D.I.Y. or Die: How to Survive as an Independent Artist is a low-budget documentary film released by Music Video Distributors in 2002. The film is a "celebration of the underdog" and deals with why artists do what they do, regardless of the lack of a continuous paycheck.

==Details==
The film features some artists that define the DIY ethic and speaks to the overall DIY culture. It features interviews with Lydia Lunch, Ian MacKaye, J Mascis of Dinosaur Jr, Jim Rose, J. G. Thirlwell of Foetus, Mike Watt, Eric McFadden, Richard Kern (filmmaker), Ron Asheton of The Stooges, Madigan Shive of Bonfire Madigan, Lynn Breedlove of Tribe 8 and Dave Brockie of Gwar, among others.

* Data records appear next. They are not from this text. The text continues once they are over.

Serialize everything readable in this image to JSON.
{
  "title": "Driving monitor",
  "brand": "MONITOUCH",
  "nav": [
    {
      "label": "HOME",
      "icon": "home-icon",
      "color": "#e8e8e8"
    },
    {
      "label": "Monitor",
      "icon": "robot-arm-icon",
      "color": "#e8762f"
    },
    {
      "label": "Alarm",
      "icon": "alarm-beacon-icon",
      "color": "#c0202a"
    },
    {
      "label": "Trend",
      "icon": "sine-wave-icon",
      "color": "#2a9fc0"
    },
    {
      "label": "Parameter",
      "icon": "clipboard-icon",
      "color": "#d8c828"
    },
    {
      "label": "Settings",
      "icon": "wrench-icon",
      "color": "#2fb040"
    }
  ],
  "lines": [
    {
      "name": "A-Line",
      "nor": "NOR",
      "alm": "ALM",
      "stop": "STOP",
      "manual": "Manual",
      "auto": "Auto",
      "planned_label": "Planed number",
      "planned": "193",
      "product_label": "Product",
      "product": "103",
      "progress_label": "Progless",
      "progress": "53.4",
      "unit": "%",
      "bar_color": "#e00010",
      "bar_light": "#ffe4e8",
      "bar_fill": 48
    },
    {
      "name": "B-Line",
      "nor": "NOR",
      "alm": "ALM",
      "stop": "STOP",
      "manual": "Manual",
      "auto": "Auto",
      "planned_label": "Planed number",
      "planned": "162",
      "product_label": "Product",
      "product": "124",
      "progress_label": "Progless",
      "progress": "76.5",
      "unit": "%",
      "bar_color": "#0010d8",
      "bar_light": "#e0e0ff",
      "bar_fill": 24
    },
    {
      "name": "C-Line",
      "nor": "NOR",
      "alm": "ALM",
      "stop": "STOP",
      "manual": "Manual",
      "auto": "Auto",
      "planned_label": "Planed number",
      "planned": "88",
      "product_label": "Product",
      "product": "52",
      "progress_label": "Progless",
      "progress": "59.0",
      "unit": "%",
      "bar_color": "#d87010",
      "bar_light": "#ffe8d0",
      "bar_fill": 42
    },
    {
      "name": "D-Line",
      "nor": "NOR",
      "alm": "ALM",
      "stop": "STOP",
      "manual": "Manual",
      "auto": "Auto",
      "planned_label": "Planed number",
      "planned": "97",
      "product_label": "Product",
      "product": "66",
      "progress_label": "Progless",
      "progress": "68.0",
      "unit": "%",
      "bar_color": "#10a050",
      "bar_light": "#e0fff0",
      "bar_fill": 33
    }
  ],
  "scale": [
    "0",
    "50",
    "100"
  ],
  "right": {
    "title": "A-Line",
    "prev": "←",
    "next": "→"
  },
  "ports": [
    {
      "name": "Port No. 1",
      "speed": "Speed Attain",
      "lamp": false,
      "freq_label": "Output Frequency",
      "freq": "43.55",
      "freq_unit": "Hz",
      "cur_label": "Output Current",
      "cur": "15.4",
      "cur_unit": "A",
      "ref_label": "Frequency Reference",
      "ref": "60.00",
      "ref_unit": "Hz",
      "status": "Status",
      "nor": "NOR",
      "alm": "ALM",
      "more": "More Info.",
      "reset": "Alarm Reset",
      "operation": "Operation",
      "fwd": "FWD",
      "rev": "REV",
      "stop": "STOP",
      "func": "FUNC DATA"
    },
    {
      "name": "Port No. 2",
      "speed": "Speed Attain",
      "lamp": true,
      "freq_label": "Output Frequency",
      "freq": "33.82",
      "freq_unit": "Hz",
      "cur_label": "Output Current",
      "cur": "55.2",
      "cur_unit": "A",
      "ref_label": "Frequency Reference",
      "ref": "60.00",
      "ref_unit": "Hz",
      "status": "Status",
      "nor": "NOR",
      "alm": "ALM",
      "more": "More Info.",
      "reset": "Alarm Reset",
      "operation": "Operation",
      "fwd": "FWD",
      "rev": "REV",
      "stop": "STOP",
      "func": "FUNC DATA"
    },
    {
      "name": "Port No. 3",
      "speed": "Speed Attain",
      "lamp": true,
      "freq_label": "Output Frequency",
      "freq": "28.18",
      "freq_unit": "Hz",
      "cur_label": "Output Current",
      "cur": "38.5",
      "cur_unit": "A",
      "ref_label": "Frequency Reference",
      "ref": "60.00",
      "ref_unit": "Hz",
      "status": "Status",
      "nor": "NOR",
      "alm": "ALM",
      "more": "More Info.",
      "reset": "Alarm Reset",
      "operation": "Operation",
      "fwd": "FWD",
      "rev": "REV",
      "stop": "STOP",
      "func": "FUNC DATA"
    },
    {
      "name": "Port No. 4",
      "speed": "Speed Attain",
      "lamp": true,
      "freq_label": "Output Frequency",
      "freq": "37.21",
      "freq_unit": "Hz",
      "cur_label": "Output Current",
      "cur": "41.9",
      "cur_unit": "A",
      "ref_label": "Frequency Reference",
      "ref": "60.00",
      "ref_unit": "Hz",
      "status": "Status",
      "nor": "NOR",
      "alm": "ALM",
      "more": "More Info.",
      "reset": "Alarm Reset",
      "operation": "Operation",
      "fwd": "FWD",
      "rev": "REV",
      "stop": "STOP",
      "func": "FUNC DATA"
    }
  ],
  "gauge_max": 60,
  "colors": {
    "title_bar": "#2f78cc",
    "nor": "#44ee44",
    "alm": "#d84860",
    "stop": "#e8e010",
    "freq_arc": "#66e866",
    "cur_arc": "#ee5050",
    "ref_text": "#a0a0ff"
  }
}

Alicia Dattner appears in the credit sequence as a punk street artist stapling DIY flyers. Original artwork for the credits drawn by Attaboy, co-founder of Hi-Fructose Contemporary Art Magazine.

The DVD was released (under the title "D.I.Y. or Die: Burn This DVD") with no region restrictions or copy protection. Director Michael W. Dean allowed and even encouraged people to make copies for non-commercial use.